You’ll have better results from swords and lethal weapons; no need for them, the world’s at peace.

This gentle poem, infused with the spirit of the Augustan Age, tenderly idealizing bucolic procedures, like the Emperor’s altar, winsome and only half-reverent, is typical
of a sophisticated
Roman’s attitude to religion. All are happy, except a reddish brown dog which has its throat slit.

The Emperor Augustus was not himself particularly moral in his private behaviour, but publicly he was a prig. He was, like all Romans, superstitious, but he was not religious. However, he
regarded the approval of the gods, as did the humbler of his subjects, as crucial to the safety and wellbeing of the state and would have nodded at Marx’s dictum that religion was the opiate
of the people. He dosed them heavily. He revived the national day of prayer to the goddess Salus (Greek, Hygeia) and for the Festival of the Century, a well-documented affair, commissioned Horace
to compose ‘a carefully scripted and well-composed hymn’ to be sung by choirs of twenty-seven boys and twenty-seven girls, all of whose parents had to be alive. It was a grand affair,
lasting three days in a wooden theatre specially built on the banks of the Tiber, but everybody had to stand up, including 110 wives of free citizens and the Council of Fifteen, the high flyers of
Rome, the relations and ‘friends of the Emperor’, descendants or ascendants of the consuls, generals and governors who had ruled, or would rule, the world.
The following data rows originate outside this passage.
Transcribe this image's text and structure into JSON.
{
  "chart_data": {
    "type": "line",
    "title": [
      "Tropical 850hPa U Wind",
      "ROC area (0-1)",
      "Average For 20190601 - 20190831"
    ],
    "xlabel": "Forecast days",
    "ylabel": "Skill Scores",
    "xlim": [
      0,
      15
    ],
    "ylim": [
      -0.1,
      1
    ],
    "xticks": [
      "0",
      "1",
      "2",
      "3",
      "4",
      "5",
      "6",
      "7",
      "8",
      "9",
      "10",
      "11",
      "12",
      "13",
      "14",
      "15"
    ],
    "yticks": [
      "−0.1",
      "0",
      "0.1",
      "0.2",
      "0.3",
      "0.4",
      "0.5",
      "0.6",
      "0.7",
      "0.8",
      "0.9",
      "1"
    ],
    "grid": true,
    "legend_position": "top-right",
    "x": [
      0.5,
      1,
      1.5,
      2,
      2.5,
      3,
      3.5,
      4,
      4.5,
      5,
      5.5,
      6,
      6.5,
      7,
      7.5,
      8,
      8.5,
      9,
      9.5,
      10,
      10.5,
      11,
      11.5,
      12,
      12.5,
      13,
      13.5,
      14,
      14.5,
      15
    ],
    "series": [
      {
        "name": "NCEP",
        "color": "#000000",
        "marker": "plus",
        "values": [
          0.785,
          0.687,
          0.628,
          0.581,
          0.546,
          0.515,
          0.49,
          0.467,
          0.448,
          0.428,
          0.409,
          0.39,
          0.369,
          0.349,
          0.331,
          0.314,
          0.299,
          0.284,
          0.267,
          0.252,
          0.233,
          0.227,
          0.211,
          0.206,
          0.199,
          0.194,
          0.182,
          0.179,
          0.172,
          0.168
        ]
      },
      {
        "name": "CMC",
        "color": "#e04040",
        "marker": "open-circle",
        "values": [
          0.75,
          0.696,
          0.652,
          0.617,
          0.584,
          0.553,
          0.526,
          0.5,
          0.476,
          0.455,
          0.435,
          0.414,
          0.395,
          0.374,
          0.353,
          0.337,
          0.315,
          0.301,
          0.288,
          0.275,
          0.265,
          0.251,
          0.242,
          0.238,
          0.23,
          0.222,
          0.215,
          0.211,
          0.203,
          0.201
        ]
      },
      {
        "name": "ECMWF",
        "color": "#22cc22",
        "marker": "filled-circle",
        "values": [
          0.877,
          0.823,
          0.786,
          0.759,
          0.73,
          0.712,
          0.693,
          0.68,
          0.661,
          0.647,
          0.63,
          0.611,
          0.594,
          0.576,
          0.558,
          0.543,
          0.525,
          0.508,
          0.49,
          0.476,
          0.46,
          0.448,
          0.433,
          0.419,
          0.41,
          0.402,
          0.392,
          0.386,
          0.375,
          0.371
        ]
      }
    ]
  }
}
Augustus’ prayer was
direct. ‘O Moirae [the Fates], I pray and beseech you to increase the power of the citizens, the people of Rome, in war and peace . . . grant for all time safety, victory and might to the
citizens, the people of Rome . . . look with kindly grace . . . on me, my family and household, and that you may receive this sacrifice of nine ewe lambs and nine she-goats . . .’ and so on;
for three days in June the blood flowed for the gods, and the flat cakes and pastry cakes and cup cakes were dutifully burnt. The Fates must have been listening. Augustus reigned for half a century
and his dynasty supplied another four Emperors. M. Agrippa picked up the tab for the chariot races.